The judge pointed out that Ranguma’s petition challenging the election of Peter Anyang’ Nyong’o was premised on the inconsistencies of the results recorded in the physical forms 37A, against those transmitted in the Kenya Integrated Electoral Management Systems (KIEMS), on which he had already granted orders for scrutiny.
No clear basis However, the same judge who ordered for the scrutiny of the electronic voter transmission system three weeks ago, yesterday disagreed with Ranguma on the re-opening of all the ballot boxes to have the votes recounted, arguing that no clear basis was laid for the application to warrant an order for the same. “I have considered the submissions and the law, and I find that the petitioner’s application for scrutiny suffers a congenital birth defect, as the petition affidavit does not specify which polling stations require further scrutiny,” said Majanja, maintaining the law and precedents provided for specificity in application for scrutiny of ballot boxes.
He added: “The necessity to identify polling station is emphasised, in previous similar judgements, that application for scrutiny and recount must be carved in specific terms and clothed with particularity as to which polling stations within a constituency are to attract such scrutiny, otherwise a blanket scrutiny cannot be entertained.” Ranguma, who wants election of Nyong’o overturned, had in the application sought to have scrutiny of all the 1,027 ballot boxes used in the election, arguing that his agents reported widespread malpractices across the county.

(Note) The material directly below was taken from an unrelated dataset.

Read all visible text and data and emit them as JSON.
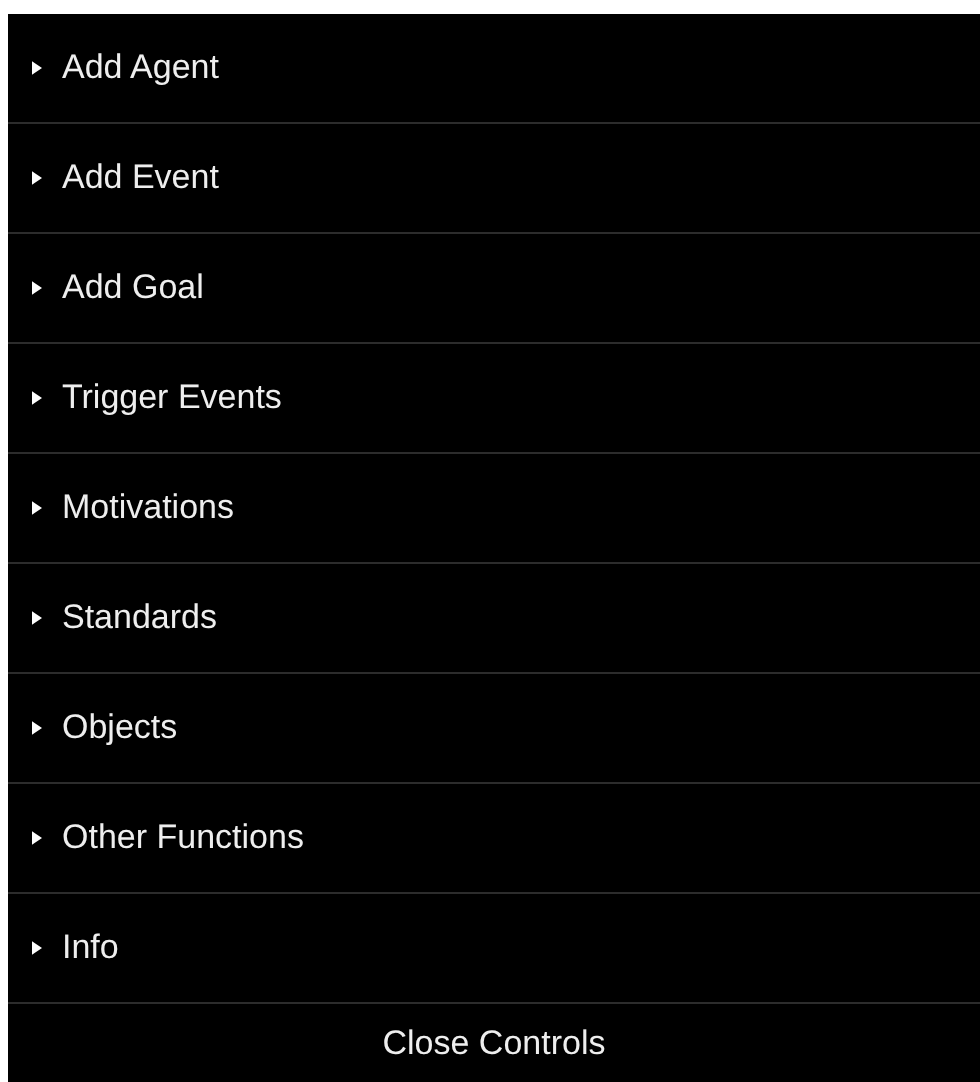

He also claimed the inconsistencies witnessed in the physical result declaration forms and those transmitted through the KIEMS exposed irregularities could have cost him his win. Through his lawyer Richard Onsongo, Ranguma had claimed the adulteration of samples of the statutory forms, backed by corroborating testimonies of the petitioner’s witnesses was a clear ground to order for total scrutiny of ballots.